Now that everyone has given their tuppence-worth on the incoherence of the policies outlined in Jeremy Corbyn’s speech on Brexit and the, or perhaps – we’re still not sure – a Customs Union, it’s worth noticing a much more extraordinary statement from the Q&A session that followed it.
It demonstrates that, no matter how clueless and unrealistic the Labour leader is when it comes to Europe, that’s nothing compared with his failure to come to grips with the real world. Corbyn said: “I do not agree with or accept the idea there has to be competition in mail delivery. After all, we all have one letterbox, and it is much more efficient to have one postal delivery person coming down the street rather than three or four from different or competing companies.”
This is staggering stuff, if you think about it for a second. Corbyn isn’t just saying that Labour plans to renationalise the Royal Mail. As Daniel Mahoney has pointed out for CapX, that is relatively small beer, amid the party’s other wildly expensive nationalisation ambitions.
It would only, judging by history and arithmetic, lead to less efficient management, poorer customer service, worse employee relations, less investment, an operating loss and a huge pension deficit, as well as the £4.5 billion or so it would cost to buy it back.
But Corbyn is also saying that he doesn’t want deliveries from anyone else. So wave goodbye to Amazon Prime and next-day delivery from Asos, and say so long to FedEx, DHL or UPS and their guarantees. As for innovations that have just arrived or are in the works, such as universal same-day delivery and the use of drones, forget it. Your one letterbox isn’t big enough for the drone to get through and, as is obvious, no one would want more than one.

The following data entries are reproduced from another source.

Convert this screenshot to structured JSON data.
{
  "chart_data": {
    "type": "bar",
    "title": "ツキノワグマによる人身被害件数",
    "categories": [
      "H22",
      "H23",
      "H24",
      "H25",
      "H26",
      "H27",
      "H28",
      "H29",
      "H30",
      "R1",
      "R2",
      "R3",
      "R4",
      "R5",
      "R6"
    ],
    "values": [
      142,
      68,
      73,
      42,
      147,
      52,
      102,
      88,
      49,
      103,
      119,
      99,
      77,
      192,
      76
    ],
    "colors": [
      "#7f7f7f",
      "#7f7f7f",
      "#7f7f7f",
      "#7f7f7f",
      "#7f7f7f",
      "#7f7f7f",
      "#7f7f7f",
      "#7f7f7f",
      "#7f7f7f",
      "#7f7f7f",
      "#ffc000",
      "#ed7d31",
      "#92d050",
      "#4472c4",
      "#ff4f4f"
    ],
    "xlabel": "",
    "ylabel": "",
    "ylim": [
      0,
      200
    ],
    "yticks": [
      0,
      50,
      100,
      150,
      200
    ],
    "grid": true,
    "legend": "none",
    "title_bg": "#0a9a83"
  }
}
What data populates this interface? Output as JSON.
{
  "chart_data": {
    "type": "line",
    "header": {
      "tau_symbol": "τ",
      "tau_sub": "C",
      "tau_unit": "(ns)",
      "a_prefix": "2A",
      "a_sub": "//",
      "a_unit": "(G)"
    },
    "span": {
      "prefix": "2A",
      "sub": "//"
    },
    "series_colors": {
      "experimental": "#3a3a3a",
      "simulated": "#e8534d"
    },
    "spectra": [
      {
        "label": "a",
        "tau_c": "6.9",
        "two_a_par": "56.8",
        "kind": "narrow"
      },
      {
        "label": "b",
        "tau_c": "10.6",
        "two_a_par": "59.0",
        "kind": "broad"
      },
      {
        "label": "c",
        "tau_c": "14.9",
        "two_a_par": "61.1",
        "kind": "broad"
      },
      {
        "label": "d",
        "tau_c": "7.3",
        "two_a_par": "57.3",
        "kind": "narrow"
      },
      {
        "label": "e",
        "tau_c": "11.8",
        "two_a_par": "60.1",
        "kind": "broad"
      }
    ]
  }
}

Ignore, too, the fact that the UK parcels business was worth some £9 billion a year at the end of 2015, and has been growing (and is expected to keep growing for at least the next few years) by anything from 4 to 7 per cent annually. Four years ago, there were 11,765 UK companies in this sector, employing about 250,000 people – and that was before Amazon even really got into its own delivery business.

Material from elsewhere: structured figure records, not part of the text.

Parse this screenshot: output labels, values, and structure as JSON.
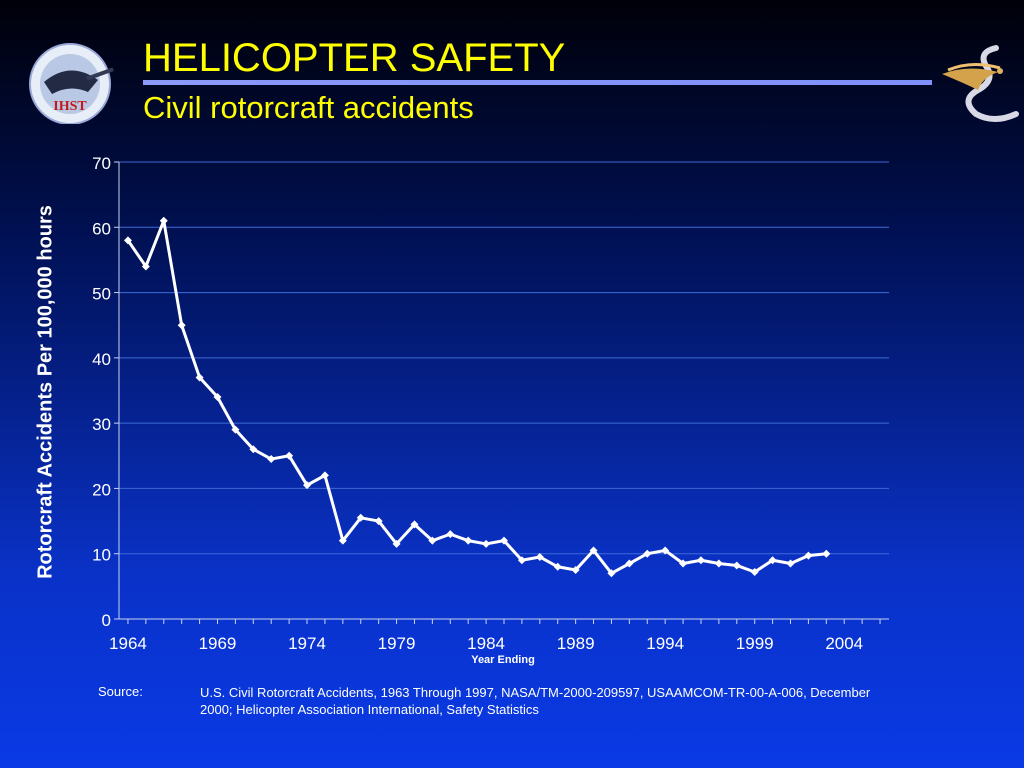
{
  "slide": {
    "title": "HELICOPTER SAFETY",
    "subtitle": "Civil rotorcraft accidents",
    "logo_left_text": "IHST",
    "source_label": "Source:",
    "source_text": "U.S. Civil Rotorcraft Accidents, 1963 Through 1997, NASA/TM-2000-209597, USAAMCOM-TR-00-A-006, December 2000; Helicopter Association International, Safety Statistics"
  },
  "colors": {
    "title": "#ffff00",
    "line": "#ffffff",
    "gridline": "#3d6bd6",
    "rule": "#8090ff"
  },
  "chart_data": {
    "type": "line",
    "title": "",
    "xlabel": "Year Ending",
    "ylabel": "Rotorcraft Accidents Per 100,000 hours",
    "xlim": [
      1963.5,
      2006.5
    ],
    "ylim": [
      0,
      70
    ],
    "grid": true,
    "x_ticks": [
      1964,
      1969,
      1974,
      1979,
      1984,
      1989,
      1994,
      1999,
      2004
    ],
    "y_ticks": [
      0,
      10,
      20,
      30,
      40,
      50,
      60,
      70
    ],
    "series": [
      {
        "x": [
          1964,
          1965,
          1966,
          1967,
          1968,
          1969,
          1970,
          1971,
          1972,
          1973,
          1974,
          1975,
          1976,
          1977,
          1978,
          1979,
          1980,
          1981,
          1982,
          1983,
          1984,
          1985,
          1986,
          1987,
          1988,
          1989,
          1990,
          1991,
          1992,
          1993,
          1994,
          1995,
          1996,
          1997,
          1998,
          1999,
          2000,
          2001,
          2002,
          2003
        ],
        "y": [
          58,
          54,
          61,
          45,
          37,
          34,
          29,
          26,
          24.5,
          25,
          20.5,
          22,
          12,
          15.5,
          15,
          11.5,
          14.5,
          12,
          13,
          12,
          11.5,
          12,
          9,
          9.5,
          8,
          7.5,
          10.5,
          7,
          8.5,
          10,
          10.5,
          8.5,
          9,
          8.5,
          8.2,
          7.2,
          9,
          8.5,
          9.7,
          10
        ]
      }
    ]
  }
}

The extraordinary point is that Corbyn really seems to think that, if there’s one of something, it’s neither realistic nor desirable that there should be any alternative on offer. Heaven forbid that you might think that you could make a choice, or that anyone else might provide a better, a cheaper or – in any way at all – a different service.
The Labour leader genuinely seems incapable of understanding the first thing about a market. For him, it isn’t about what people might want, and about the tradespeople, small shopkeepers and entrepreneurs who identify gaps in the market, or devise cleverer or more efficient or cheaper ways of delivering them. It’s about capitalists in top hats and a suffering working-class out of Robert Tressell’s The Ragged-Trousered Philanthropists (published 1914).
The “only one letterbox” appears such a ludicrous notion that today’s 18-year-old Corbyn enthusiast may not realise its implications. You’ve got black cabs, why do you need Uber or Lyft? There’s one telephone in your house (wired up to one spot which you had no say in selecting, and run by the Post Office). No need for another, let alone one with Candy Crush on it. There’s one gas company, one electricity provider, one water supplier, one steel company, one ports authority, one aerospace manufacturer. There’s one car – unfortunately it’s made by British Leyland, but think yourself lucky you’re not in East Germany, or it would be a Trabant. As CapX’s editor Oliver Wiseman tweeted: “We all have one mouth. It makes sense to have one sandwich shop to make the food we need to fill it.”
All right, you may think that one is too much. But the others are equally silly, aren’t they? Not to Corbyn. In fact, he expressly went on to say: “Likewise, the idea that you have competition in water supplies is a little odd when there is only one water pipe comes to each house.”
When Corbyn was 18 and had already adopted the political views which, even then, were absurdly outdated and had demonstrably failed in every single place and occasion where they’d been tried, all the examples above were in government ownership, and most of them were monopolies. In those days, the government even owned the package holiday firm Thomas Cook (privatised 1972) and the removal company Pickford’s (privatised 1982), for heaven’s sake. Though we did have three – three, count ’em! – television channels.
Corbyn’s “one-size fits all” approach ought to seem ridiculous, even if no one would laugh if they had to live in a country that operated that way. But he’s not joking; he really seems to think that all the reforms, the improvements in living standards, the economic growth and consumer choice of the last 40 years were a mistake, and that the state-run companies of Britain (then known as ‘the sick man of Europe”) were better. He doesn’t seem to realise that it is exactly the market – the existence of choice and competition – which led to those improvements, which drove innovation, drove up living standards, and drove down prices. It’s as simple as the fact that a range of shops offer a wider range of goods, services and prices, while Corbyn’s logic is to wonder: “who would want more than one shop?”
What we certainly only have one of is the future, and most of us who remember the 1970s rather differently from Corbyn’s rose-tinted socialist vision would prefer to stick with choice.